# 200 amp panel with a 100 amp service?



## darren

Hey there

One question you should ask yourself, is there ever a chance of you putting in electric heat as your main heating source. If the answer is an absoulety no then all you need is a 100A service. If there is a chance you may consider going electric heat you should upgrade to a 200A.

My house is 1100SF have the same thing as you except my hot water tank is gas. I beleive my panel is fused at 70A and I have had no problems in the 3 yrs i have been here.

If all you need is more circuits why not keep it simple and add a subpanel for your new circuits. Will be alot cheaper then a new service.


----------



## jbfan

The electrician needs to do a load calclulation and see if the house needs to be upgraded. It may be that you just need a larger panel with more spaces, and not more current.
You cannot put a 200 amp main breaker panel on a 100 amp service, unless the service is protected at 100 amps.
I would not even entertain that as an idea.
How many slots are in your panel now?
Just because you need more space, does not mean you need to upgrade to 200 amps.


----------



## alexz

*Electrician agreed: I won't need more than 100A after the kitchen upgrade (and more)*

Thanks for replying so quickly. Very appreciated. The electrician agreed that I wont need more than 100A after my kitchen upgrades (the addition of a microwave over the range, DW, and disposer isn't going to add that much). If my gas heater ever dies, then I'll be going to electric heat pump and I understand that I will need 200A at that time. And there's a _slight_ chance that I _might _do an addition to this house in 6-8 years if real estate gets out of control and it's cheaper than buying a larger house ... very slim chance. My current fuse box is totally full - I can't add a single circuit and I need 3 more the kitchen alone and I plan on rewiring the lighting and bedrooms down the road. 

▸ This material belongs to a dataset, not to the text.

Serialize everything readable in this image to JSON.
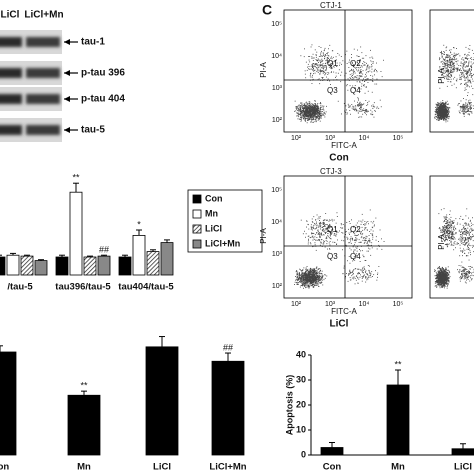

Why not use a sub-panel? I want to get off of the fuses all together. That box is old and will hurt the resale value.

One of you said:


jbfan said:


> You cannot put a 200 amp main breaker panel on a 100 amp service, unless the service is protected at 100 amps.
> I would not even entertain that as an idea.

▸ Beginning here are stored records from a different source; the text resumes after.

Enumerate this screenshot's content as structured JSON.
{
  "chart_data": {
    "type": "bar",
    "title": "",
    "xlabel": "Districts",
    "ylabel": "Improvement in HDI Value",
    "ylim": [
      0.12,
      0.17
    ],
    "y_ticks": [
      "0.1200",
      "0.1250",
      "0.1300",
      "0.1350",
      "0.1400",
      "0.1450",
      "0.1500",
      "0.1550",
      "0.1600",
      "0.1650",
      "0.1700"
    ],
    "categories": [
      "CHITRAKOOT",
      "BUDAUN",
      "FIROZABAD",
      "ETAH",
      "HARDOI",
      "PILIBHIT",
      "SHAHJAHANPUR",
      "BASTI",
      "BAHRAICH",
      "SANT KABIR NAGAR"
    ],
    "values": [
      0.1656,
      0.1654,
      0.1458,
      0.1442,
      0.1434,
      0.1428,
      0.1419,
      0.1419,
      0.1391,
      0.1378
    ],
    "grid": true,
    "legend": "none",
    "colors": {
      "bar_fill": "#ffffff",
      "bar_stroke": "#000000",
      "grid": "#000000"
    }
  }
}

How could you protect the service at 100 amps? Put some sort of switch/breaker/fuse between the meter and the panel? That legal? Why would you not even entertain that as an idea? If you need the circuit spaces, but don't need the amps, but want to keep your 200A option open in the future, why not? Yeah, I know I can get a 100 amp panel with 30 spaces, but why not be ready for 200A service if I MIGHT need it down the road? It'll cost me twice as much to upgrade everything to 200A. Also, spending the money on installing a 100A box would be wasted if that 200A need ever comes.


----------



## jbfan

Yes you would have to change the meter and add a 100 amp breaker outside.
If you are going to go thru that much trouble, you might as well upgrade the whole system then.
Right now the incoming wires are protected by the 100 amp fuses in the fusebox. If you change the fusebox to a 200 amp panel, then the wires will be protected by the 200 amp breaker, and they would be undesized.


----------



## alexz

*Thanks again for the prompt reply. Looks like I'm biting the bullet and ....*

.... will upgrade the entire service. But I think I found a pretty good deal!

AZ


----------



## dmaceld

jbfan said:


> If you change the fusebox to a 200 amp panel, then the wires will be protected by the 200 amp breaker, and they would be undesized.


Why not use a 200 amp rated panel with a 100 amp main breaker? If he can't install a 100a main in place of the 200a main, he could buy a 200a main lug panel, plug in a 100a breaker, and back feed through it. Just because the panel is rated for 200 amps doesn't mean you have to have a 200 amp main in it. Right?


----------



## jbfan

dmaceld said:


> Why not use a 200 amp rated panel with a 100 amp main breaker? If he can't install a 100a main in place of the 200a main, he could buy a 200a main lug panel, plug in a 100a breaker, and back feed through it. Just because the panel is rated for 200 amps doesn't mean you have to have a 200 amp main in it. Right?



If he wanted to, he could.


----------



## HiFi

He could do anything he wanted


----------



## JohnJ0906

Check your electric bill for the last year or 2 to see what the average useages are. This will give you an idea of how close to the 100 amps you are using now. You can also get this from your power company, if it is not on your bill.


----------



## coyote556

can you tell me how to do that load calculation using a few years of electric bills


----------